Jurassic Park, avete presente? Quel bellissimo film uscito nel 1993, diretto da Spielberg e tratto dal romanzo omonimo. E’ un film che aveva delle qualità naturali sparse un pò ovunque. Qualità di pensiero: la narrazione, la critica sul solipsismo delle scelte umane, l’incompatibilità dei dinosauri con gli uomini e la conseguente inutilità e dannosità della creazione artificiale, la libertà dell’uomo nell’uso della facoltà razionale qui pervertita e denudata dalla follia, la creazione dell’uomo che prende il sopravvento e si sovrappone al creatore, ribellandosi e, forse, potrei continuare. Ma c’erano anche altre qualità, piu tecniche: la mostruosa lavorazione “fisica”, gli effetti visuali speciali da mille e una notte, la migliore riproduzione realistica di dinosauri dell’universo e la meravigliosa colonna sonora. Già, la colonna sonora.
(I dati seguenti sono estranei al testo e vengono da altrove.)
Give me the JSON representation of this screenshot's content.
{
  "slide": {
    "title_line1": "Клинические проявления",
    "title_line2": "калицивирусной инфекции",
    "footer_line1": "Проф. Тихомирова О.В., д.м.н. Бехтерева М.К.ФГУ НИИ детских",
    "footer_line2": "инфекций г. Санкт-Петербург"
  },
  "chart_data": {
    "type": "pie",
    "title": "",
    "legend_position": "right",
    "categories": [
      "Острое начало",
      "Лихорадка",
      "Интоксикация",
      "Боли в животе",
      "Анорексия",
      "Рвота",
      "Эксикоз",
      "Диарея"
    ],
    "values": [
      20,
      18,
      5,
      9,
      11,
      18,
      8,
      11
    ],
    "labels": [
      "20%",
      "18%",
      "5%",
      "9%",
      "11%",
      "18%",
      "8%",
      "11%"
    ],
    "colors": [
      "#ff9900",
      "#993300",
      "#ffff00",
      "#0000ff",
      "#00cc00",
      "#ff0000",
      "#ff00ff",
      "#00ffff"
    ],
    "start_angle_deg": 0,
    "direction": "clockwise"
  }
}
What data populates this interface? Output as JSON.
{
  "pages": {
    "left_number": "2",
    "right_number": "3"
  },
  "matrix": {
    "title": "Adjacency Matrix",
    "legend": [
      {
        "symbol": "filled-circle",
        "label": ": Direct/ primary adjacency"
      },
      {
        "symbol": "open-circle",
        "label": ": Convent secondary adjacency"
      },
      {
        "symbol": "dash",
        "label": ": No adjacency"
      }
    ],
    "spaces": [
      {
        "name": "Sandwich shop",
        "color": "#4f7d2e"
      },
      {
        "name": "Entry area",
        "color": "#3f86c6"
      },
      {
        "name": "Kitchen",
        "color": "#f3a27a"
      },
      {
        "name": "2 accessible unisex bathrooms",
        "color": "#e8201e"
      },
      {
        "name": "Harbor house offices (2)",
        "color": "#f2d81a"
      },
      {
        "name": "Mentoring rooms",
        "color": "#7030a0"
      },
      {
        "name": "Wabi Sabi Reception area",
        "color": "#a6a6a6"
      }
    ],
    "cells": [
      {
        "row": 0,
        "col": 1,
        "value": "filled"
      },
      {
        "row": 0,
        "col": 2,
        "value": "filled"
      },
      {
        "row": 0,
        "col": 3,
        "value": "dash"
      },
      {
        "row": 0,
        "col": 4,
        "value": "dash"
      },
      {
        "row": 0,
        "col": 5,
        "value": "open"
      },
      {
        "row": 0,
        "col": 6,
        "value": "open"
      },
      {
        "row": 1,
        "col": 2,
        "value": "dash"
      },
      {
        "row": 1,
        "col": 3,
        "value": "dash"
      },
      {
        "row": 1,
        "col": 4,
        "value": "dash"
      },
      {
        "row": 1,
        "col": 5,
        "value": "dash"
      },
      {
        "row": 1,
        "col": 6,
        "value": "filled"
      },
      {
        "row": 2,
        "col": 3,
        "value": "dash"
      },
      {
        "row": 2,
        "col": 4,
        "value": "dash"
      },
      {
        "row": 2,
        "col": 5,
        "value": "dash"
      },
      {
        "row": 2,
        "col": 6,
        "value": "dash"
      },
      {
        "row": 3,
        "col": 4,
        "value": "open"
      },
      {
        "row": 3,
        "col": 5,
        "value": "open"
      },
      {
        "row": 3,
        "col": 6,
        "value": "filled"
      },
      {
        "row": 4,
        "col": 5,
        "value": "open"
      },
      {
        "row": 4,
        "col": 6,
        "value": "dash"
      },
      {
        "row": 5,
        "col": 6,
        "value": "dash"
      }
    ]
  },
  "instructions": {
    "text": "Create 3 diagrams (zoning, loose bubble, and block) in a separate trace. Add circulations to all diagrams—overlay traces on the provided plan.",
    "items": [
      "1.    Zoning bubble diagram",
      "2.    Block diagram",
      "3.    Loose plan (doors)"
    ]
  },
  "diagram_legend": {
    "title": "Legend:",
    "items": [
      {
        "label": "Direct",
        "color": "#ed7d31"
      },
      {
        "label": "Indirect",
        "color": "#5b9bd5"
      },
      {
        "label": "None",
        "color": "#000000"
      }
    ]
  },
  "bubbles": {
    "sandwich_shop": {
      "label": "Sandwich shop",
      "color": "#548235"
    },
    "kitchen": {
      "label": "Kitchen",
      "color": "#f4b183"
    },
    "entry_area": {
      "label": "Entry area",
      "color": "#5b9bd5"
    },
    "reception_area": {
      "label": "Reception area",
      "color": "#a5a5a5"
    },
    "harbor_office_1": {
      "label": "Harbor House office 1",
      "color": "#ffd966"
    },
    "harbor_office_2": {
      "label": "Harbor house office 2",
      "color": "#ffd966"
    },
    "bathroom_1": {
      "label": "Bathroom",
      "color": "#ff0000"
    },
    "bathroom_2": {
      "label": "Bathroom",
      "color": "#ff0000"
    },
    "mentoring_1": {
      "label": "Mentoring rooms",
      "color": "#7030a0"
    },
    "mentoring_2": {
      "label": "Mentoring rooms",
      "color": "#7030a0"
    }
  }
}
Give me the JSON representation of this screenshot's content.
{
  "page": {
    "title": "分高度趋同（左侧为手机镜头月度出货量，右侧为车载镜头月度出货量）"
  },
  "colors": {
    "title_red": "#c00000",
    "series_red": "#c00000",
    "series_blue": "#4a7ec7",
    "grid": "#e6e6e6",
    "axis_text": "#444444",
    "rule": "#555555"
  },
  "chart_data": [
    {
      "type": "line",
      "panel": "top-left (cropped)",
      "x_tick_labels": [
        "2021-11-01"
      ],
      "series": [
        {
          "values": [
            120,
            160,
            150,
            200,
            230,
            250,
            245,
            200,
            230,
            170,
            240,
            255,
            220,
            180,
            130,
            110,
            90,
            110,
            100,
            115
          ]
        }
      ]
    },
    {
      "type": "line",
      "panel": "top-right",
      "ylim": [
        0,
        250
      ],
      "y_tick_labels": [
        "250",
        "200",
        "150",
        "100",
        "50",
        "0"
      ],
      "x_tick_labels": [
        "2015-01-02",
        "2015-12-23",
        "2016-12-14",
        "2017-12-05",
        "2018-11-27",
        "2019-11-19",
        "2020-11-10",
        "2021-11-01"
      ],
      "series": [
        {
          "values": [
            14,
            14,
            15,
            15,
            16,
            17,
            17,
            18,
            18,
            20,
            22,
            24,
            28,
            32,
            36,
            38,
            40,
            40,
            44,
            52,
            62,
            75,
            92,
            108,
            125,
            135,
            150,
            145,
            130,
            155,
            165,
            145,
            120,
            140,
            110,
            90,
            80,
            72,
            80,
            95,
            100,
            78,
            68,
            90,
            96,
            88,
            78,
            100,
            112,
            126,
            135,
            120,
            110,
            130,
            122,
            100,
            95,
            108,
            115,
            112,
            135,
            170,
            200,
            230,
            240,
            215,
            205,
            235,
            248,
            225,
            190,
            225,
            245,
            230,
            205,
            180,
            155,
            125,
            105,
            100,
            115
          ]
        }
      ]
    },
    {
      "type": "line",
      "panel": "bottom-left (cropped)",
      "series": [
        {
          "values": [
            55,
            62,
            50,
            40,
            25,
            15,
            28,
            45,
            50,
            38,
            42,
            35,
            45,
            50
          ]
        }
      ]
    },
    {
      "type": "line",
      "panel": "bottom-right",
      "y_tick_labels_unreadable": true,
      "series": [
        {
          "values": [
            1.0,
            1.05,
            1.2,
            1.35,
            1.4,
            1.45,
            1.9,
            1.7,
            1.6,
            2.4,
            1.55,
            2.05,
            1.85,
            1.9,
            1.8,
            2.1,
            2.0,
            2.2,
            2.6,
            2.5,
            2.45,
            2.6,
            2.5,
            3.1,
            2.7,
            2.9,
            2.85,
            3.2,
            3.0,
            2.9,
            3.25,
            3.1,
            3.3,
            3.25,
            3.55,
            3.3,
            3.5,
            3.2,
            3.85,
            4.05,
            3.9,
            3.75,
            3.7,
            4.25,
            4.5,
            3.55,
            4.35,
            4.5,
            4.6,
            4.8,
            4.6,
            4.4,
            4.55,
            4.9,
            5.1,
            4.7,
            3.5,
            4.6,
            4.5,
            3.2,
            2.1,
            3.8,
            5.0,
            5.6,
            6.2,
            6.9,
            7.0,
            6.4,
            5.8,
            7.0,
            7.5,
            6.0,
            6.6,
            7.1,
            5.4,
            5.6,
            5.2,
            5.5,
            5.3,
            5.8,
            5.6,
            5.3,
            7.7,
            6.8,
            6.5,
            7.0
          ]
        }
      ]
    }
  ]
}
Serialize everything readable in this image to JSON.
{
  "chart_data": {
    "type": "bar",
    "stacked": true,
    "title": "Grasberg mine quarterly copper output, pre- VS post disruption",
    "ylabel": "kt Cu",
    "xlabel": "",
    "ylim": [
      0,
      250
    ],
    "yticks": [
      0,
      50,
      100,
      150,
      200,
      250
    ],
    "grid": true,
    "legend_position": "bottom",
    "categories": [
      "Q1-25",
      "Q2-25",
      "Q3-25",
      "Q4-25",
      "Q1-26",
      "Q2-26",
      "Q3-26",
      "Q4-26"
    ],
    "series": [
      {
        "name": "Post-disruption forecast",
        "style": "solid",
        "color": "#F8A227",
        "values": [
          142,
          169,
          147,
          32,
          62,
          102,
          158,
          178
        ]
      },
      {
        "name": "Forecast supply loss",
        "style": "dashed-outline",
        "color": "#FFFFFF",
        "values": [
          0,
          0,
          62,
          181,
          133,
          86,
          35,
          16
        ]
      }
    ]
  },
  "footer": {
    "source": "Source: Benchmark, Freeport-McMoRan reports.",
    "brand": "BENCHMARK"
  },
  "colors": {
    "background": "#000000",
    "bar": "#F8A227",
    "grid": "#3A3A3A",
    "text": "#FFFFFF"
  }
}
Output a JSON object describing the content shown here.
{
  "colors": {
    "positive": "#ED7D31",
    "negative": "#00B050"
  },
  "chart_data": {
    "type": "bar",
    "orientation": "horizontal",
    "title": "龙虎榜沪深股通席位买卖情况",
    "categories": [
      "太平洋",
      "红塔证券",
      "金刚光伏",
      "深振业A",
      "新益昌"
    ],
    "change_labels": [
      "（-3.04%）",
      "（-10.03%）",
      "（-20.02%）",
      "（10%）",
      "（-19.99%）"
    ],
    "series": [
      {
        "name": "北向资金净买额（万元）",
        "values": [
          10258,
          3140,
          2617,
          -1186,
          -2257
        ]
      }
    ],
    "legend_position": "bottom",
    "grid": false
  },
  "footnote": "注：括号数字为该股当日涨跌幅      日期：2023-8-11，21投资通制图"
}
Anche se non ti piaceva il film, la colonna sonora aveva una poesia che permetteva di far sognare anche coloro ai quali il film non era piaciuto. Se quindi l’immagine non ti aveva detto nulla, è molto probabile che il suono avrebbe invece fatto tombola. Negli ultimi anni, sono sorti dei vari casi virali di musicisti in giro per il globo che han preso la OST di John Williams e l’hanno ricostruita sulle sei corde, compiendo guitar cover principalmente basate sul maine theme. Negli ultimi tempi, questo celebre atto di coverizzare la OST del film è divenuto un vero punto di riferimento nelle cover per chitarra delle colonne sonore cinematografiche, e gli esempi si sono moltiplicati, aumentando in lungo e largo fino a centuplicarsi. Oggi, la OST di Jurassic Park eseguita su chitarra è tra le guitar cover OST-based piu popolari al mondo, nonchè tra le piu eseguite.

Di guitar cover basate sulla OST di Jurassic Park ce ne sono davvero tante. Vorrei portare alla luce due cover che mi sono piaciute in modo particolare. Partiamo dal primo.

1 – C’è questo ragazzo americano di nome Thomas Oliver. Il 1 luglio 2013 compare su youtube la sua cover della colonna sonora del film. Ecco cosa ne è uscito fuori:

Il risultato è pazzesco. Meraviglioso. Il suono. Le note. Prese, catturate, vissute da qualcuno che visto il film al cinema 5 volte (come da lui ammesso). E poi gettate fuori, espresse, con una personalizzazione della composizione da paura. Il progetto del suono dona brividi. Evoca la malinconia e la nostalgia del perduto. Ascoltate.

2 – Poi c’è questo ragazzo. Ha un canale youtube di nome Flynn G. Il 23 febbraio 2010 ha postato su youtube la sua cover eseguita con una chitarra elettrica. Il video ha circa 70.000 visualizzazioni, ma ne meriterebbe milioni. Ascoltate:

Il pezzo è meraviglioso. Ha ricostruito i temi salienti della OST con il suo background culturale sicuramente cibato e svezzato dai virtuosismi della musica rock. Il suo lavoro di interpretazione è mostruoso e lo reputo un must, considerando l’abilità nel far coesistere con armonia singoli temi uniti omogeneamente, attraverso una scelta stilistica che dona una differente personalità alla composizione. Brillante. Grande pulizia nell’esecuzione e grande contenimento emotivo (avrebbe potuto esagerare con sweep picking, scale minori e maggiori, invece si è mantenuto sobrio). Un esempio di guitar cover da 90.

Questi due ragazzi han fatto una cover di lusso. E la colonna sonora la consiglio vivamente a chiunque. Trattasi di un pezzo di musica vivido, forte, capace di rendere palpabili le sensazioni della pellicola.